Observations 2024-04-06 17:30-19:30 UTC

The same setup as in earlier observations was used. This time we had KAIRA, NenuFAR, LWA1, LWA-SV, LWA-NA, LWA-OVRO (unfortunately no useful data this time), DE602,603,604,605,609, FR606, SE607, PL610, PL612, IE613, LV614. DE601 was out of order, and the other DE stations used an incorrect pointing (position of Jupiter one month earlier), but still show signals.

I selected about four seconds (starting 18:20:45 UTC) of data with good Jupiter signals in most stations for the initial analysis. Data were channelised from LOFAR/NenuFAR subbands by a factor of $5^3=125$ and from the 19.6-MHz LWA bands by a factor of $2^8 * 7^2 = 12544$, which produces a final channel width of 1562.5Hz. A simple FFT was used instead of a PFB, even though the latter is also implemented.

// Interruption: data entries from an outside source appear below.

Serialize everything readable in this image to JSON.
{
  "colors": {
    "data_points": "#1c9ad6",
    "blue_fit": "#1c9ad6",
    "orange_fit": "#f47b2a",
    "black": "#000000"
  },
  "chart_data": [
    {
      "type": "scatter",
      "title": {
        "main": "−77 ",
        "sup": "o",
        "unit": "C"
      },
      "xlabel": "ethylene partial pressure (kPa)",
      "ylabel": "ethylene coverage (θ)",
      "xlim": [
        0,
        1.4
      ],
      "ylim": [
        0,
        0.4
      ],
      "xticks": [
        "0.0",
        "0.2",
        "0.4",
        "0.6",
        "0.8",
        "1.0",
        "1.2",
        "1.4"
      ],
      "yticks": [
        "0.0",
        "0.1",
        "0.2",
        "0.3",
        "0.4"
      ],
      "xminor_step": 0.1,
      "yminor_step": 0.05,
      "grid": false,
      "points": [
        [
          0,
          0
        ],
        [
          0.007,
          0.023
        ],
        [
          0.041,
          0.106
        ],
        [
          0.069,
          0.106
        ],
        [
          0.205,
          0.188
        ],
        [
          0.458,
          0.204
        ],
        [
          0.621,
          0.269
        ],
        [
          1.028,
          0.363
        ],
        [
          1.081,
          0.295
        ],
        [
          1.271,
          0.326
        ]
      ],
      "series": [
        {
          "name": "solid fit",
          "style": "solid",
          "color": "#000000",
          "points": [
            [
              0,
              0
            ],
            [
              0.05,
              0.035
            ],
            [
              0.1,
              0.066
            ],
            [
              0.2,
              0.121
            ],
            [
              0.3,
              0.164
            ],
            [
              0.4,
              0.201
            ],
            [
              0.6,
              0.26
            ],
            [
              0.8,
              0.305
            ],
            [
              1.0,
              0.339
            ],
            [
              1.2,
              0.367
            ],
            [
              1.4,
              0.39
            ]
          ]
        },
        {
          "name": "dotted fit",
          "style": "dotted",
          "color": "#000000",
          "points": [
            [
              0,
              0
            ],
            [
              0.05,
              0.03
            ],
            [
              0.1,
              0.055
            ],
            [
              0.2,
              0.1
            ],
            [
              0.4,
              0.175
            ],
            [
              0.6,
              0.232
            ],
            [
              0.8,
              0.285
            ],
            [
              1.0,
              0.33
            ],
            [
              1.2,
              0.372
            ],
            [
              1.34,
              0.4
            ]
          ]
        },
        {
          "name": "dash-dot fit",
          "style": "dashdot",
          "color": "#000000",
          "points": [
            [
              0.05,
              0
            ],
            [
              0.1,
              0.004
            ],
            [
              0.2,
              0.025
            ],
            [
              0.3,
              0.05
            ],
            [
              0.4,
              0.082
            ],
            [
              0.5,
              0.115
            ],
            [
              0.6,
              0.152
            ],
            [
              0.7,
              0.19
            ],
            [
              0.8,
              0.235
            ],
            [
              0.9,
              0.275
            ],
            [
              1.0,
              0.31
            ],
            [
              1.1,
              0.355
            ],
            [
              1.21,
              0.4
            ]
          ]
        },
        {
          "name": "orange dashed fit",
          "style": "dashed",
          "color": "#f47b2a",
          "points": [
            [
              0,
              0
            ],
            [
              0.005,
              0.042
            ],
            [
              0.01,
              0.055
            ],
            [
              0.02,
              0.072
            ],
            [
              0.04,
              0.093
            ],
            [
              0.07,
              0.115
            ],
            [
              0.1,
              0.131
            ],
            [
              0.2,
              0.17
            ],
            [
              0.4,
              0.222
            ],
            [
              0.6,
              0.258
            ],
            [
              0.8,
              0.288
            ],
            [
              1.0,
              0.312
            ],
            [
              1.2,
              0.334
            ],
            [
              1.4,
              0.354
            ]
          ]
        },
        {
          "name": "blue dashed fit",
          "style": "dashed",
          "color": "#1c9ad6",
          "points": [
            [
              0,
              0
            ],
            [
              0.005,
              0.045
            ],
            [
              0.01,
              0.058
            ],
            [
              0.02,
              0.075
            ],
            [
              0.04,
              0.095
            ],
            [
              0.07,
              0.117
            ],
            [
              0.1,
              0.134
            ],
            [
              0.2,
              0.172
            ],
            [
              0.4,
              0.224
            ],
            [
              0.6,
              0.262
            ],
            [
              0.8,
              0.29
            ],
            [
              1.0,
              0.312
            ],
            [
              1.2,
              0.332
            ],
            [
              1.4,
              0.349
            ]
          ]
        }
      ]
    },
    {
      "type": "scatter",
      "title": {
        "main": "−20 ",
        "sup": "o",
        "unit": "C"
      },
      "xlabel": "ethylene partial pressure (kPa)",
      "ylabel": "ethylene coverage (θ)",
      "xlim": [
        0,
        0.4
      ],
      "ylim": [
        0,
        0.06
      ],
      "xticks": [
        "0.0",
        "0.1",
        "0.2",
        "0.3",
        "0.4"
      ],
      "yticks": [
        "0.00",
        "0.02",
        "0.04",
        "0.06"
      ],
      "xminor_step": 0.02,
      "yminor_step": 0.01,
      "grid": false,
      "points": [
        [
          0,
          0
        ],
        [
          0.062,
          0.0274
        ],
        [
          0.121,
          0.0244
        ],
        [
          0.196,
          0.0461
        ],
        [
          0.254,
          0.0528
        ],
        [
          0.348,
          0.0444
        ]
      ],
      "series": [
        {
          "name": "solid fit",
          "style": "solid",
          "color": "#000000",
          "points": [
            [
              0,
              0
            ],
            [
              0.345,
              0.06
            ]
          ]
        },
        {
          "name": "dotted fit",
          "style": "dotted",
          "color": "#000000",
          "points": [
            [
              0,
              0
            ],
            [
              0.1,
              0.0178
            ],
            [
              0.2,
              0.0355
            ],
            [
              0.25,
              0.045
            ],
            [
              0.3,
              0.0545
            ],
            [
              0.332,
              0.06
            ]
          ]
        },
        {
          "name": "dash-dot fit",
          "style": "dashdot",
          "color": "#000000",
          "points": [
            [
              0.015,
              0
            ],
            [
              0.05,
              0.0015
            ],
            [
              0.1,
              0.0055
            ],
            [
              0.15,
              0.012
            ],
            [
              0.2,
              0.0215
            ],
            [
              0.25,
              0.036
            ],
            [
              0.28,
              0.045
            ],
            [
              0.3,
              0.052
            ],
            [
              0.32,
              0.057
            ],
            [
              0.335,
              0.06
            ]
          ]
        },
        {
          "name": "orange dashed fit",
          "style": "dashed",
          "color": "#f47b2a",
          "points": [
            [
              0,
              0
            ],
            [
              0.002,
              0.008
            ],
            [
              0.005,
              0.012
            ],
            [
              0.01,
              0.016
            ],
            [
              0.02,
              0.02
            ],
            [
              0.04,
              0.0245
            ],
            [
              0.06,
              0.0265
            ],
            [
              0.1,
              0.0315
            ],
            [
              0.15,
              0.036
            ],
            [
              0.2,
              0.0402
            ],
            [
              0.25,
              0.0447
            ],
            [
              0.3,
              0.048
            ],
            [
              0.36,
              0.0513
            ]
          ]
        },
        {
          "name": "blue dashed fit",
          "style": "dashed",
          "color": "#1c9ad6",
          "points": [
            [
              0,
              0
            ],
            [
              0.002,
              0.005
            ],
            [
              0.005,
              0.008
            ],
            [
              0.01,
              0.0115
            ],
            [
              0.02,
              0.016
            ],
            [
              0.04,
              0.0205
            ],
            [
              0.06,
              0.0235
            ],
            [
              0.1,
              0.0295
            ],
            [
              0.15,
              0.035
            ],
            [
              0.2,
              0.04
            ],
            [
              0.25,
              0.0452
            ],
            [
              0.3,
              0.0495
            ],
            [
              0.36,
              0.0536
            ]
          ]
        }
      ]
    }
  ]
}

In this process the data were shifted towards the centre of the Earth as reference by applying an integer sample shift in the time domain and a fractional shift and fringe stopping (post-F) as phase correction after the channelisation. The software for this is not well tested, and all results should be interpreted with care.

For the plots below I uses a polarisation combination that should be close to the dominant circular sense. This is $X+{\rm i}Y$ for NenuFAR and the LWA and $X-{\rm i}Y$ for LOFAR and KAIRA. I only plot a limited part of the band.

We start with the shortest baseline NenuFAR-FR606. FR606 actually sits within the NenuFAR array:

The panels show the amplitudes for (top) NenuFAR and FR606 on a logarithmic scale, the phases of the correlation between them and finally a measure for the correlation coefficient (bottom). This is calculated as the phasing efficiency (0 to 1) when integrating the complex visibility over each pixel. The numbers in parentheses on the top right show how many bins in time and frequency are in each pixel.

What do we see? The FR606 data are affected by strong RFI, probably leaking in from lower frequencies. This shows that NenuFAR is much more RFI-robust. In the NenuFAR amplitudes on top, we see the structure of Jupiter's emission modulated by (probably:?:) interplanetary scintillation (e.g. dark lanes towards the right).

The phases are very stable, as expected, with the exception of RFI-affected parts. There are about two phase turns per MHz, which corresponds to a residual delay of about $2.2\,\mu\rm sec$. The cause of this is not entirely clear.

The phasing efficiency approaches 0.9 at the strongest parts, which means that the signal strength is well above the SEFD of the baseline.